I knocked on it and then I knocked again. After a few minutes we heard something crash and then heavy footsteps toward the door.
“Who’s that?” an angry voice that might have had some fear in it called out.
“It’s Easy!” I shouted.
The door opened and Junior Fornay stood there, in the gray haze of the screen door, wearing blue boxer shorts and a white T-shirt.
“What you want?”
“I wanna talk about your call the other night, Junior. I gotta couple’a things I wanna ask.”
I reached to pull the door open but Junior threw the latch from the inside.
“If you wanted t’talk you should’a done it then. Right now I gotta get some sleep.”
“Why’ont you open the do’, Junior, fo’ I have t’shoot it down,” Mouse said. He had been standing to the side of the door, where Junior couldn’t see, but then he stood out in plain sight.
“Mouse,” Junior said.
I wondered if he was still anxious to see my friend again.
“Open up, Junior, Easy an’ me ain’t got all night.”
We went in and Junior smiled as if he wanted to make us feel at home.
“Wanna beer, boys? I gotta couple’a quarts in the box.”
We got drinks and lit up cigarettes that Junior offered. He seated us on folding chairs he had placed around a card table.
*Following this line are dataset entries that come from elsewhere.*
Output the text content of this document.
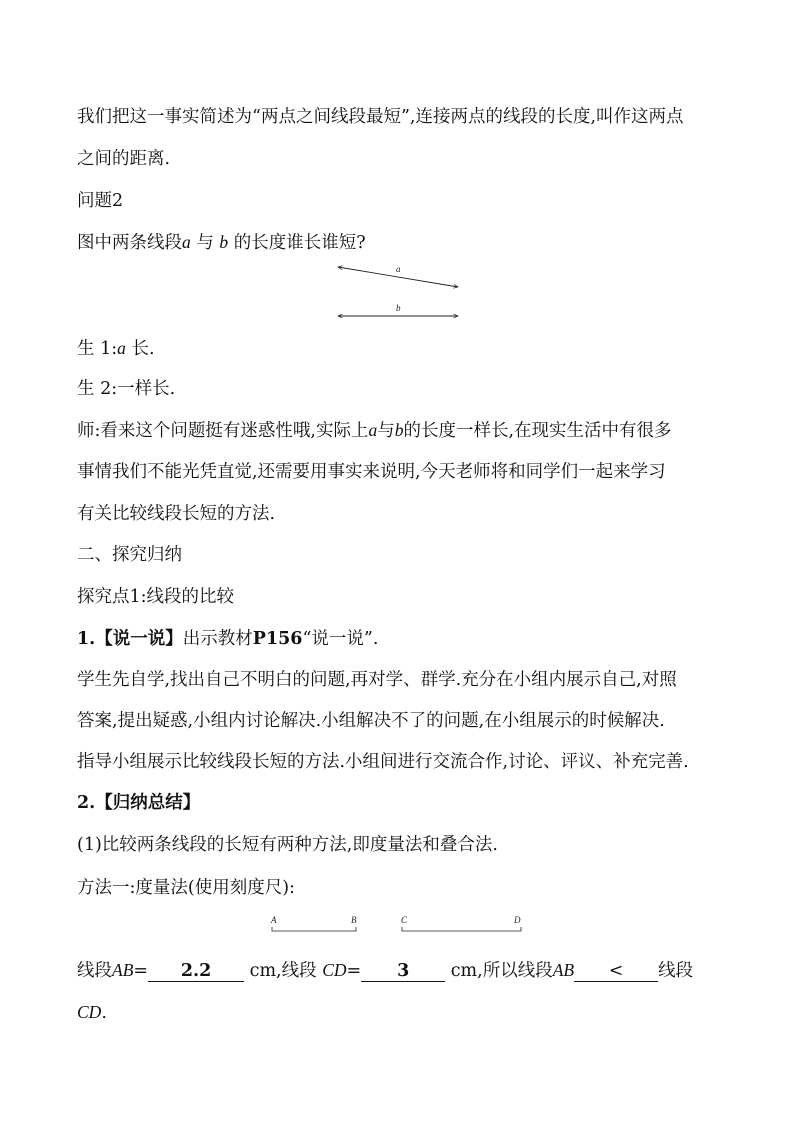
我们把这一事实简述为“两点之间线段最短”,连接两点的线段的长度,叫作这两点
之间的距离.
问题2
图中两条线段a 与 b 的长度谁长谁短?
a
b
生 1:a 长.
生 2:一样长.
师:看来这个问题挺有迷惑性哦,实际上a与b的长度一样长,在现实生活中有很多
事情我们不能光凭直觉,还需要用事实来说明,今天老师将和同学们一起来学习
有关比较线段长短的方法.
二、探究归纳
探究点1:线段的比较
1.【说一说】出示教材P156“说一说”.
学生先自学,找出自己不明白的问题,再对学、群学.充分在小组内展示自己,对照
答案,提出疑惑,小组内讨论解决.小组解决不了的问题,在小组展示的时候解决.
指导小组展示比较线段长短的方法.小组间进行交流合作,讨论、评议、补充完善.
2.【归纳总结】
(1)比较两条线段的长短有两种方法,即度量法和叠合法.
方法一:度量法(使用刻度尺):
A	B	C	D
线段AB= 2.2 cm,线段 CD= 3 cm,所以线段AB < 线段
CD.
“What you need?” he asked after a while.
I took a handkerchief from my pocket. It was the same handkerchief that I used to pick up something from the floor at Richard McGee’s.
“Recognize this?” I asked Junior as I opened it on his table.
“What’s a cigarette butt gotta do with me?”
“It’s yours, Junior, Zapatas. You the only one I know cheap enough to smoke this shit. And you see how somebody just let it drop to the floor and burn so that the paper on the bottom is just charred but not ash?”